Fig. 9. Scaling of sequencing costs for MCM. Expected sequencing costs (number of reads) versus RNA lengths, plotted on (a) linear scale and (b) logarithmic scale. The plotted values are the number of reads required to achieve usable signal-to-noise levels for 1D, 2D, and 3D chemical mapping methods described or proposed in text. Costs are estimated based on publicly available data for a number of RNAs and transcriptomes and the subsampling procedure described in Fig. 8. Most M2 data (orange triangles) were collected by capillary electrophoresis (CE); conversion to number of Illumina reads was achieved by comparison of signal-to-noise values of CE and Illumina datasets for a 16S rRNA 126–235 four-way junction, for which both measurements are available.

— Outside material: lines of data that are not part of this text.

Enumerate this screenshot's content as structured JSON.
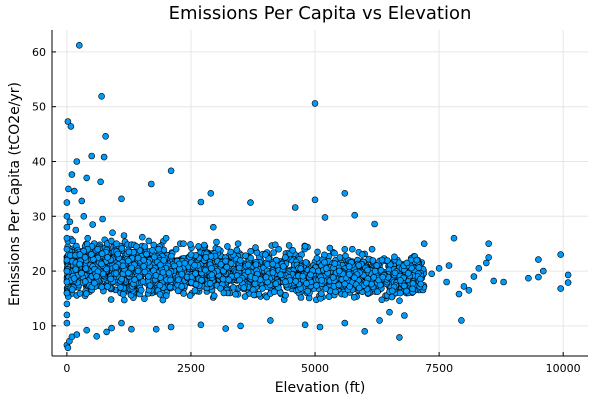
{
  "chart_data": {
    "type": "scatter",
    "title": "Emissions Per Capita vs Elevation",
    "xlabel": "Elevation (ft)",
    "ylabel": "Emissions Per Capita (tCO2e/yr)",
    "xlim": [
      -300,
      10500
    ],
    "ylim": [
      4.5,
      64
    ],
    "xticks": [
      0,
      2500,
      5000,
      7500,
      10000
    ],
    "xtick_labels": [
      "0",
      "2500",
      "5000",
      "7500",
      "10000"
    ],
    "yticks": [
      10,
      20,
      30,
      40,
      50,
      60
    ],
    "ytick_labels": [
      "10",
      "20",
      "30",
      "40",
      "50",
      "60"
    ],
    "grid": true,
    "legend": "none",
    "point_color": "#009af9",
    "points": [
      [
        250,
        61.2
      ],
      [
        700,
        51.9
      ],
      [
        5000,
        50.6
      ],
      [
        20,
        47.3
      ],
      [
        80,
        46.4
      ],
      [
        780,
        44.6
      ],
      [
        500,
        41.0
      ],
      [
        750,
        40.8
      ],
      [
        200,
        40.0
      ],
      [
        2100,
        38.3
      ],
      [
        100,
        37.6
      ],
      [
        400,
        37.0
      ],
      [
        1700,
        35.9
      ],
      [
        680,
        36.3
      ],
      [
        5600,
        34.2
      ],
      [
        2900,
        34.2
      ],
      [
        150,
        34.6
      ],
      [
        1100,
        33.2
      ],
      [
        5000,
        33.0
      ],
      [
        2700,
        32.6
      ],
      [
        3700,
        32.5
      ],
      [
        300,
        32.8
      ],
      [
        4600,
        31.6
      ],
      [
        5800,
        30.2
      ],
      [
        2950,
        28.0
      ],
      [
        5200,
        29.8
      ],
      [
        6200,
        28.6
      ],
      [
        7200,
        25.0
      ],
      [
        8500,
        25.0
      ],
      [
        7800,
        26.0
      ],
      [
        9950,
        23.0
      ],
      [
        9500,
        22.1
      ],
      [
        10100,
        19.3
      ],
      [
        10100,
        17.9
      ],
      [
        9950,
        16.8
      ],
      [
        9500,
        18.9
      ],
      [
        9600,
        20.0
      ],
      [
        9300,
        18.7
      ],
      [
        8800,
        18.0
      ],
      [
        8600,
        18.2
      ],
      [
        8200,
        19.0
      ],
      [
        8100,
        16.5
      ],
      [
        7900,
        15.8
      ],
      [
        8000,
        17.2
      ],
      [
        8300,
        20.5
      ],
      [
        8500,
        22.5
      ],
      [
        8450,
        21.5
      ],
      [
        7950,
        11.0
      ],
      [
        6800,
        11.9
      ],
      [
        6500,
        12.5
      ],
      [
        6700,
        7.9
      ],
      [
        6000,
        9.0
      ],
      [
        6300,
        11.0
      ],
      [
        5600,
        10.5
      ],
      [
        5100,
        9.8
      ],
      [
        4800,
        10.2
      ],
      [
        4100,
        11.0
      ],
      [
        3500,
        10.0
      ],
      [
        3200,
        9.5
      ],
      [
        2700,
        10.2
      ],
      [
        2100,
        9.8
      ],
      [
        1800,
        9.4
      ],
      [
        1300,
        9.4
      ],
      [
        1100,
        10.5
      ],
      [
        900,
        9.6
      ],
      [
        800,
        8.9
      ],
      [
        600,
        8.1
      ],
      [
        400,
        9.2
      ],
      [
        200,
        8.4
      ],
      [
        0,
        6.5
      ],
      [
        20,
        6.0
      ],
      [
        50,
        7.2
      ],
      [
        100,
        8.0
      ],
      [
        0,
        10.5
      ],
      [
        0,
        12.0
      ],
      [
        0,
        14.0
      ],
      [
        0,
        16.0
      ],
      [
        0,
        18.0
      ],
      [
        0,
        20.0
      ],
      [
        0,
        22.0
      ],
      [
        0,
        24.0
      ],
      [
        0,
        26.0
      ],
      [
        0,
        28.0
      ],
      [
        0,
        30.0
      ],
      [
        0,
        32.5
      ],
      [
        30,
        35.0
      ],
      [
        60,
        29.0
      ],
      [
        120,
        25.5
      ],
      [
        180,
        27.5
      ],
      [
        260,
        23.0
      ],
      [
        340,
        30.0
      ],
      [
        420,
        26.0
      ],
      [
        520,
        28.5
      ],
      [
        620,
        24.0
      ],
      [
        720,
        29.5
      ],
      [
        820,
        22.5
      ],
      [
        920,
        27.0
      ],
      [
        1000,
        25.0
      ],
      [
        1150,
        26.5
      ],
      [
        1250,
        23.5
      ],
      [
        1400,
        24.5
      ],
      [
        1550,
        22.0
      ],
      [
        1650,
        25.5
      ],
      [
        1850,
        24.0
      ],
      [
        2000,
        26.0
      ],
      [
        2200,
        24.0
      ],
      [
        2350,
        25.0
      ],
      [
        2500,
        23.0
      ],
      [
        2650,
        24.5
      ],
      [
        2800,
        22.5
      ],
      [
        3050,
        24.0
      ],
      [
        3300,
        23.5
      ],
      [
        3450,
        25.0
      ],
      [
        3600,
        22.8
      ],
      [
        3800,
        24.3
      ],
      [
        4000,
        23.0
      ],
      [
        4200,
        24.8
      ],
      [
        4400,
        22.5
      ],
      [
        4550,
        23.8
      ],
      [
        4800,
        24.5
      ],
      [
        5050,
        23.5
      ],
      [
        5300,
        24.2
      ],
      [
        5500,
        22.5
      ],
      [
        5750,
        24.0
      ],
      [
        5950,
        23.0
      ],
      [
        6150,
        24.0
      ],
      [
        6350,
        22.0
      ],
      [
        6600,
        22.6
      ],
      [
        6850,
        21.5
      ],
      [
        7050,
        22.0
      ],
      [
        7350,
        19.5
      ],
      [
        7500,
        20.5
      ],
      [
        7650,
        18.0
      ],
      [
        7700,
        21.0
      ]
    ],
    "band": {
      "x_range": [
        0,
        7200
      ],
      "y_center_start": 20.5,
      "y_center_end": 18.8,
      "y_spread": 4.2,
      "count": 2600
    }
  }
}
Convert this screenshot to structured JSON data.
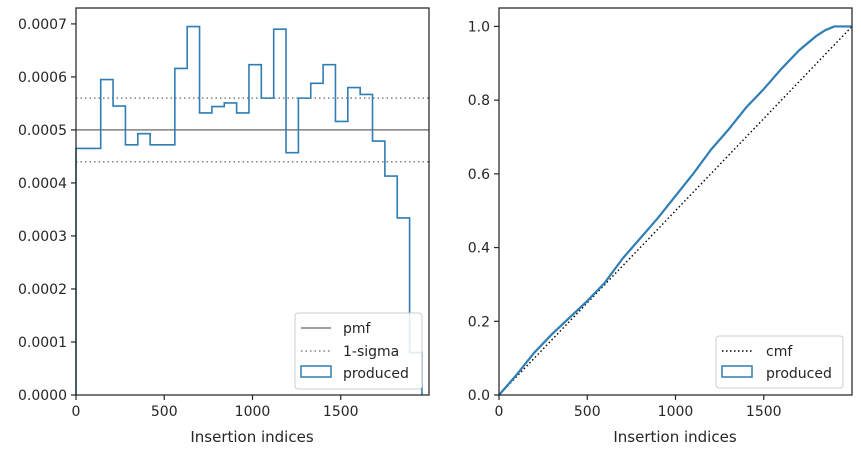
{
  "chart_data": [
    {
      "type": "step",
      "xlabel": "Insertion indices",
      "ylabel": "",
      "xlim": [
        0,
        2000
      ],
      "ylim": [
        0,
        0.00073
      ],
      "xticks": [
        0,
        500,
        1000,
        1500
      ],
      "xtick_labels": [
        "0",
        "500",
        "1000",
        "1500"
      ],
      "yticks": [
        0,
        0.0001,
        0.0002,
        0.0003,
        0.0004,
        0.0005,
        0.0006,
        0.0007
      ],
      "ytick_labels": [
        "0.0000",
        "0.0001",
        "0.0002",
        "0.0003",
        "0.0004",
        "0.0005",
        "0.0006",
        "0.0007"
      ],
      "pmf": 0.0005,
      "sigma_lines": [
        0.00044,
        0.00056
      ],
      "legend_position": "lower right",
      "legend": [
        "pmf",
        "1-sigma",
        "produced"
      ],
      "produced": {
        "name": "produced",
        "bin_edges": [
          0,
          140,
          210,
          280,
          350,
          420,
          560,
          630,
          700,
          770,
          840,
          910,
          980,
          1050,
          1120,
          1190,
          1260,
          1330,
          1400,
          1470,
          1540,
          1610,
          1680,
          1750,
          1820,
          1890,
          1960
        ],
        "values": [
          0.000465,
          0.000595,
          0.000545,
          0.000472,
          0.000493,
          0.000472,
          0.000616,
          0.000695,
          0.000532,
          0.000544,
          0.000551,
          0.000532,
          0.000623,
          0.00056,
          0.00069,
          0.000457,
          0.00056,
          0.000588,
          0.000623,
          0.000516,
          0.00058,
          0.000567,
          0.000479,
          0.000413,
          0.000334,
          8e-05
        ]
      },
      "colors": {
        "produced": "#2f7db2",
        "pmf": "#808080",
        "sigma": "#808080"
      }
    },
    {
      "type": "line",
      "xlabel": "Insertion indices",
      "ylabel": "",
      "xlim": [
        0,
        2000
      ],
      "ylim": [
        0,
        1.05
      ],
      "xticks": [
        0,
        500,
        1000,
        1500
      ],
      "xtick_labels": [
        "0",
        "500",
        "1000",
        "1500"
      ],
      "yticks": [
        0,
        0.2,
        0.4,
        0.6,
        0.8,
        1.0
      ],
      "ytick_labels": [
        "0.0",
        "0.2",
        "0.4",
        "0.6",
        "0.8",
        "1.0"
      ],
      "legend_position": "lower right",
      "legend": [
        "cmf",
        "produced"
      ],
      "series": [
        {
          "name": "cmf",
          "style": "dotted",
          "x": [
            0,
            2000
          ],
          "y": [
            0,
            1.0
          ]
        },
        {
          "name": "produced",
          "style": "solid",
          "x": [
            0,
            100,
            200,
            300,
            400,
            500,
            600,
            700,
            800,
            900,
            1000,
            1100,
            1200,
            1300,
            1400,
            1500,
            1600,
            1700,
            1800,
            1850,
            1900,
            1960,
            2000
          ],
          "y": [
            0,
            0.055,
            0.115,
            0.165,
            0.21,
            0.255,
            0.305,
            0.37,
            0.425,
            0.48,
            0.54,
            0.6,
            0.665,
            0.72,
            0.78,
            0.83,
            0.885,
            0.935,
            0.975,
            0.99,
            1.0,
            1.0,
            1.0
          ]
        }
      ],
      "colors": {
        "produced": "#2f7db2",
        "cmf": "#000000"
      }
    }
  ]
}
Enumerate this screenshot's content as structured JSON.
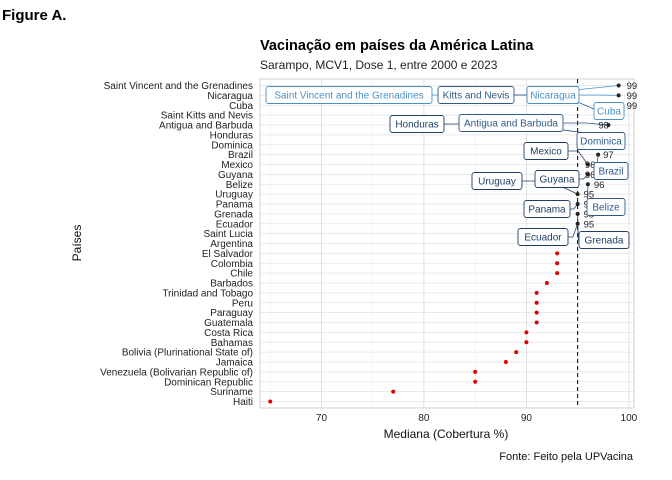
{
  "figure_label": "Figure A.",
  "chart_data": {
    "type": "scatter",
    "title": "Vacinação em países da América Latina",
    "subtitle": "Sarampo, MCV1, Dose 1, entre 2000 e 2023",
    "xlabel": "Mediana (Cobertura %)",
    "ylabel": "Países",
    "caption": "Fonte: Feito pela UPVacina",
    "xlim": [
      64,
      100.5
    ],
    "xticks": [
      70,
      80,
      90,
      100
    ],
    "reference_line_x": 95,
    "grid": true,
    "point_color": "#e00000",
    "categories": [
      "Saint Vincent and the Grenadines",
      "Nicaragua",
      "Cuba",
      "Saint Kitts and Nevis",
      "Antigua and Barbuda",
      "Honduras",
      "Dominica",
      "Brazil",
      "Mexico",
      "Guyana",
      "Belize",
      "Uruguay",
      "Panama",
      "Grenada",
      "Ecuador",
      "Saint Lucia",
      "Argentina",
      "El Salvador",
      "Colombia",
      "Chile",
      "Barbados",
      "Trinidad and Tobago",
      "Peru",
      "Paraguay",
      "Guatemala",
      "Costa Rica",
      "Bahamas",
      "Bolivia (Plurinational State of)",
      "Jamaica",
      "Venezuela (Bolivarian Republic of)",
      "Dominican Republic",
      "Suriname",
      "Haiti"
    ],
    "values": [
      99,
      99,
      99,
      98,
      98,
      97,
      97,
      97,
      96,
      96,
      96,
      95,
      95,
      95,
      95,
      null,
      93,
      93,
      93,
      93,
      92,
      91,
      91,
      91,
      91,
      90,
      90,
      89,
      88,
      85,
      85,
      77,
      65
    ],
    "value_labels": [
      {
        "country": "Saint Vincent and the Grenadines",
        "text": "99"
      },
      {
        "country": "Nicaragua",
        "text": "99"
      },
      {
        "country": "Cuba",
        "text": "99"
      },
      {
        "country": "Saint Kitts and Nevis",
        "text": "98"
      },
      {
        "country": "Antigua and Barbuda",
        "text": "98"
      },
      {
        "country": "Honduras",
        "text": "97"
      },
      {
        "country": "Dominica",
        "text": "97"
      },
      {
        "country": "Brazil",
        "text": "97"
      },
      {
        "country": "Mexico",
        "text": "96"
      },
      {
        "country": "Guyana",
        "text": "96"
      },
      {
        "country": "Belize",
        "text": "96"
      },
      {
        "country": "Uruguay",
        "text": "95"
      },
      {
        "country": "Panama",
        "text": "95"
      },
      {
        "country": "Grenada",
        "text": "95"
      },
      {
        "country": "Ecuador",
        "text": "95"
      }
    ],
    "annotations": [
      {
        "text": "Saint Vincent and the Grenadines",
        "country": "Saint Vincent and the Grenadines",
        "color": "#4a90c8"
      },
      {
        "text": "Kitts and Nevis",
        "country": "Saint Kitts and Nevis",
        "color": "#2e5a88"
      },
      {
        "text": "Nicaragua",
        "country": "Nicaragua",
        "color": "#4a90c8"
      },
      {
        "text": "Cuba",
        "country": "Cuba",
        "color": "#4a90c8"
      },
      {
        "text": "Honduras",
        "country": "Honduras",
        "color": "#1f3f66"
      },
      {
        "text": "Antigua and Barbuda",
        "country": "Antigua and Barbuda",
        "color": "#2e5a88"
      },
      {
        "text": "Dominica",
        "country": "Dominica",
        "color": "#2e5a88"
      },
      {
        "text": "Mexico",
        "country": "Mexico",
        "color": "#1f3f66"
      },
      {
        "text": "Brazil",
        "country": "Brazil",
        "color": "#2e5a88"
      },
      {
        "text": "Guyana",
        "country": "Guyana",
        "color": "#1f3f66"
      },
      {
        "text": "Uruguay",
        "country": "Uruguay",
        "color": "#1f3f66"
      },
      {
        "text": "Belize",
        "country": "Belize",
        "color": "#2e5a88"
      },
      {
        "text": "Panama",
        "country": "Panama",
        "color": "#1f3f66"
      },
      {
        "text": "Ecuador",
        "country": "Ecuador",
        "color": "#1f3f66"
      },
      {
        "text": "Grenada",
        "country": "Grenada",
        "color": "#1f3f66"
      }
    ]
  }
}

References for next-generation sequencing technologies for 1D mapping (blue circles): SHAPE-Seq (Lucks et al. 2011), MAP-Seq (Seetin et al. 2014), SHAPE-MaP (Siegfried et al. 2014) (Mauger et al. 2015), HRF-Seq (Kielpinski & Vinther, 2014), (Kielpinski & Vinther, 2014) Mod-Seq (Talkish et al. 2014), PARS (Kertesz et al. 2010; Wan et al. 2012, 2014), DMS-Seq (Ding et al. 2014; Rouskin et al. 2014), CIRS-Seq (Incarnato et al. 2014), icSHAPE (Spitale et al. 2015). For the studies in which the number of total raw reads was not reported explicitly, plotted values were estimated by total length × coverage/average read length. Statistics (blue squares) from the Eterna massive open laboratory (Lee et al.2014) used the MAP-Seq protocol and involved up to a thousand sequences per round; separate rounds are shown as separate data points. RMDB Accession IDs for datasets shown: (1D). 16SFWJ_STD_0001, TRP4P6_1M7_0006, ETERNA_R80_0001, ETERNA_R82_0001, ETERNA_R83_0003, ETERNA_R86_0000, ETERNA_R87_0003, ETERNA_R92_0000, ETERNA_R93_0000, ETERNA_R94_0000; (2D-M2). 16SFWJ_1M7_0001, 5SRRNA_SHP_0002, ADDRSW_SHP_0003, CIDGMP_SHP_0002, CL1LIG_1M7_0001, GLYCFN_SHP_0004, HOXA9D_1M7_0001, RNAPZ5_1M7_0002, RNAPZ6_1M7_0002, RNAPZ7_1M7_0001, RNAPZ12_1M7_0003, TRNAPH_SHP_0002, TRP4P6_SHP_0003; (2D-MaP). adapted from (Homan et al. 2014); (2D-MOHCA). 16SFWJ_MCA_0003, 5SRRNA_MCA_0001, CDIGMP_MCA_0003, GLYCFN_MCA_0002, HCIRES_MCA_0001, HOXA9D_MCA_0001, RNAPZ5_MCA_0001, RNAPZ6_MCA_0002, RNAPZ7_MCA_0001, TRP4P6_MCA_0004; (3D-M2-rescue). 16SFWJ_RSQ_0001.

Figure 10

Fig. 10. Schematic of the proposed modify-cross-link-map (MXM) expansion. (a) Correlated chemical modifications mark nucleotides brought together by RNA/protein structure in vivo. Shown are two sets of oxidative modifications produced by localized ‘spurs’ of hydroxyl radicals generated by scattering of a high-energy electron from water (Chatterjee et al. 1994; Krisch et al. 1991). (b) Additional processing steps of (i) sparse chemical cross-linking, (ii) nuclease digestion, and (iii) RNA ligation (Helwak & Tollervey, 2014) result in compact, chimeric RNA segments harboring correlated chemical modifications. This procedure removes unstructured RNA loops that yield no pairwise structural information and brings together segments distal in sequence or in different RNA strands. (c) Reverse transcription with mutational profiling (Siegfried et al. 2014) reads out modifications at nucleotide resolution; sequence contexts for the modifications allow their alignment to the reference genome sequence.